One solution to cyberthreats is cloud computing, which is increasing in popularity, with a growing number of public and private organizations moving to adopt a cloud-first policy.
“As become more sophisticated, organizations need to know that it will be safer to use the cloud as opposed to relying on traditional forms of IT,” Hans Bayaborda, managing director of Microsoft Philippines, told OBG.
This shift in perception has been bolstered by government initiatives, particularly with the launch of GovCloud – an online portal for information, transactions and services – by the Department of Information Communication Technology (DICT) in 2013.
More recent efforts towards cloud computing fall under the government’s broader National Cybersecurity Plan 2020, launched in 2017, which aims to reduce risks through a four-pronged approach, including the protection of critical information infrastructure, government networks, supply chains and individuals.

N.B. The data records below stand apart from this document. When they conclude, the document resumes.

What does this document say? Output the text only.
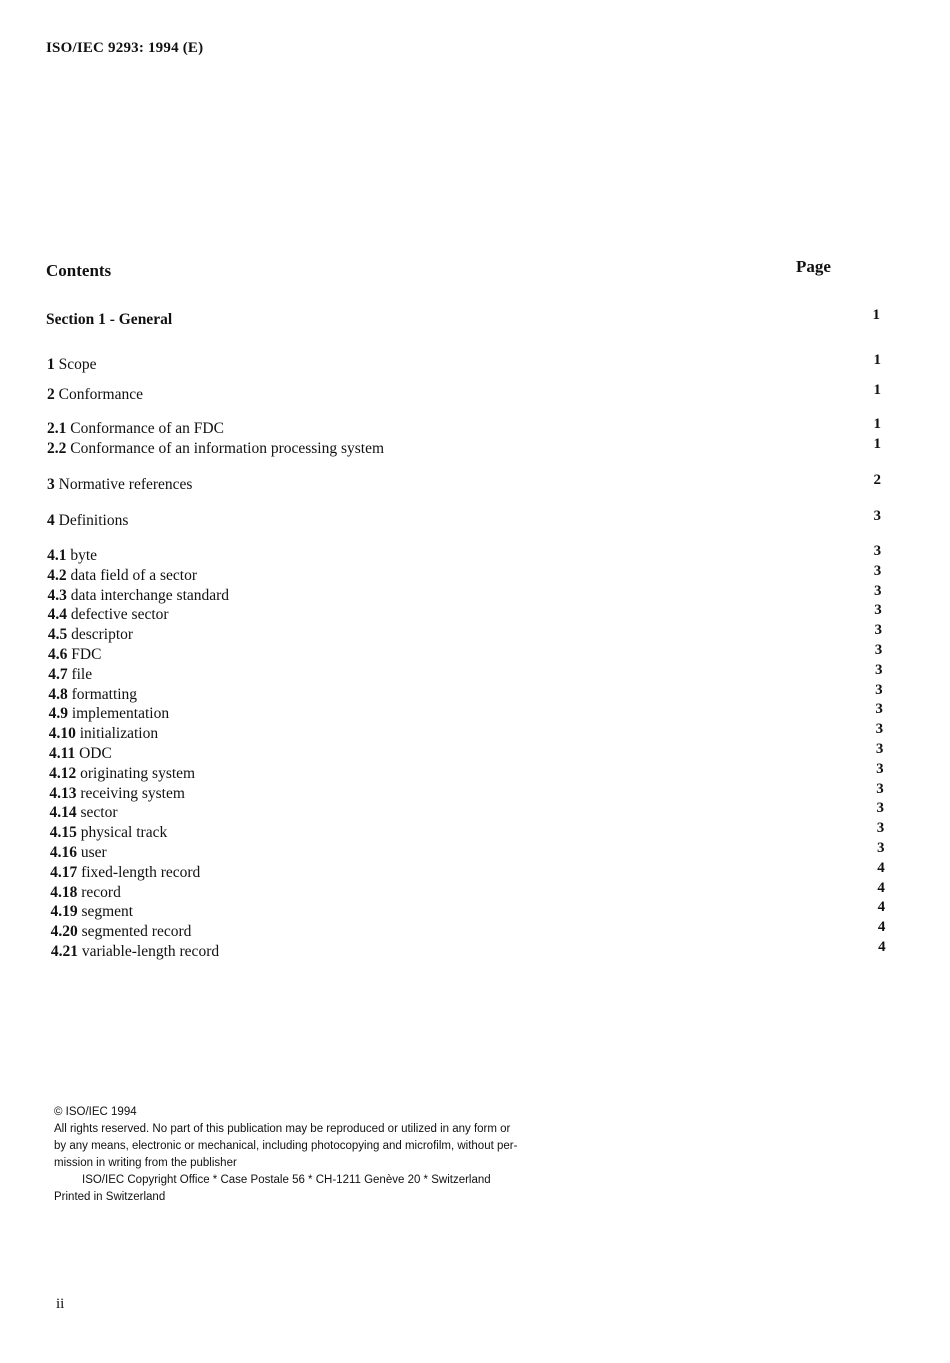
ISO/IEC 9293: 1994 (E)
Contents	Page
Section 1 - General	1
1 Scope	1
2 Conformance	1
2.1 Conformance of an FDC	1
2.2 Conformance of an information processing system	1
3 Normative references	2
4 Definitions	3
4.1 byte	3
4.2 data field of a sector	3
4.3 data interchange standard	3
4.4 defective sector	3
4.5 descriptor	3
4.6 FDC	3
4.7 file	3
4.8 formatting	3
4.9 implementation	3
4.10 initialization	3
4.11 ODC	3
4.12 originating system	3
4.13 receiving system	3
4.14 sector	3
4.15 physical track	3
4.16 user	3
4.17 fixed-length record	4
4.18 record	4
4.19 segment	4
4.20 segmented record	4
4.21 variable-length record	4
© ISO/IEC 1994
All rights reserved. No part of this publication may be reproduced or utilized in any form or
by any means, electronic or mechanical, including photocopying and microfilm, without per-
mission in writing from the publisher
ISO/IEC Copyright Office * Case Postale 56 * CH-1211 Genève 20 * Switzerland
Printed in Switzerland
ii
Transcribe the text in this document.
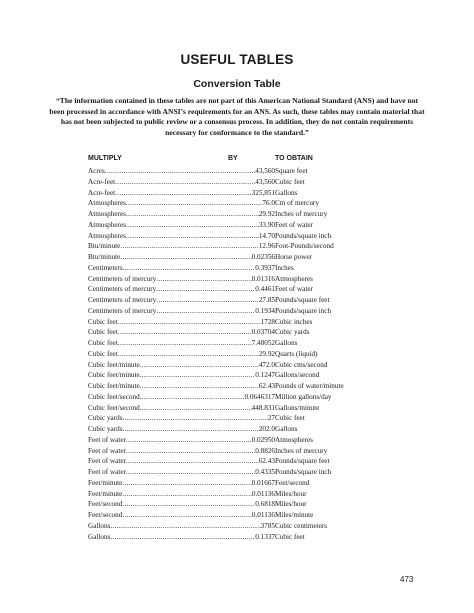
USEFUL TABLES
Conversion Table
“The information contained in these tables are not part of this American National Standard (ANS) and have not been processed in accordance with ANSI’s requirements for an ANS. As such, these tables may contain material that has not been subjected to public review or a consensus process. In addition, they do not contain requirements necessary for conformance to the standard.”
MULTIPLY	BY	TO OBTAIN
Acres .....	43,560 Square feet
Acre-feet .....	43,560 Cubic feet
Acre-feet .....	325,851 Gallons
Atmospheres .....	76.0 Cm of mercury
Atmospheres .....	29.92 Inches of mercury
Atmospheres .....	33.90 Feet of water
Atmospheres .....	14.70 Pounds/square inch
Btu/minute .....	12.96 Foot-Pounds/second
Btu/minute .....	0.02356 Horse power
Centimeters .....	0.3937 Inches
Centimeters of mercury .....	0.01316 Atmospheres
Centimeters of mercury .....	0.4461 Feet of water
Centimeters of mercury .....	27.85 Pounds/square feet
Centimeters of mercury .....	0.1934 Pounds/square inch
Cubic feet .....	1728 Cubic inches
Cubic feet .....	0.03704 Cubic yards
Cubic feet .....	7.48052 Gallons
Cubic feet .....	29.92 Quarts (liquid)
Cubic feet/minute .....	472.0 Cubic cms/second
Cubic feet/minute .....	0.1247 Gallons/second
Cubic feet/minute .....	62.43 Pounds of water/minute
Cubic feet/second .....	0.0646317 Million gallons/day
Cubic feet/second .....	448.831 Gallons/minute
Cubic yards .....	27 Cubic feet
Cubic yards .....	202.0 Gallons
Feet of water .....	0.02950 Atmospheres
Feet of water .....	0.8826 Inches of mercury
Feet of water .....	62.43 Pounds/square feet
Feet of water .....	0.4335 Pounds/square inch
Feet/minute .....	0.01667 Feet/second
Feet/minute .....	0.01136 Miles/hour
Feet/second .....	0.6818 Miles/hour
Feet/second .....	0.01136 Miles/minute
Gallons .....	3785 Cubic centimeters
Gallons .....	0.1337 Cubic feet
473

In the private sphere, the importance of upgrading cybersecurity is paramount for Philippine companies that trade or provide services to the EU following recent changes to the union’s data protection law.
Introduced at the end of May the General Data Protection Regulation (GDPR) requires organizations dealing with EU citizens to reassess their data-processing customs and set up safeguards that meet the standards set by the regulation.
As the GDPR is applicable to all companies that do business in or with the EU, the Philippines is required to meet the new data protection standards. Failure to comply may result in a fiscal penalty and a potential ban from trading within the EU.
Sectors that could be affected by the GDPR compliance requirements include retail, tourism, health care and financial services, according to a recent study by cybersecurity solutions firm Forient.
While the GDPR could create compliance hurdles for Philippine companies and agencies, it may also provide opportunities. Organizations that meet the regulatory requirements could promote their compliance as a feature of their services, making them more attractive to consumers or clients from the EU.
To achieve this, local firms will need to step up investments in cybersecurity to boost their business credentials. The Frost & Sullivan report found that only 25% of Filipino respondents viewed higher levels of spending on cybersecurity as a business differentiator.
The upgraded EU rules could also have a flow-on effect for the Philippines, prompting regulators to strengthen the country’s own compliance requirements. If so, this would create further opportunities for service providers, with an increase in demand for cybersecurity products and technology.
This Philippines economic update was produced by Oxford Business Group.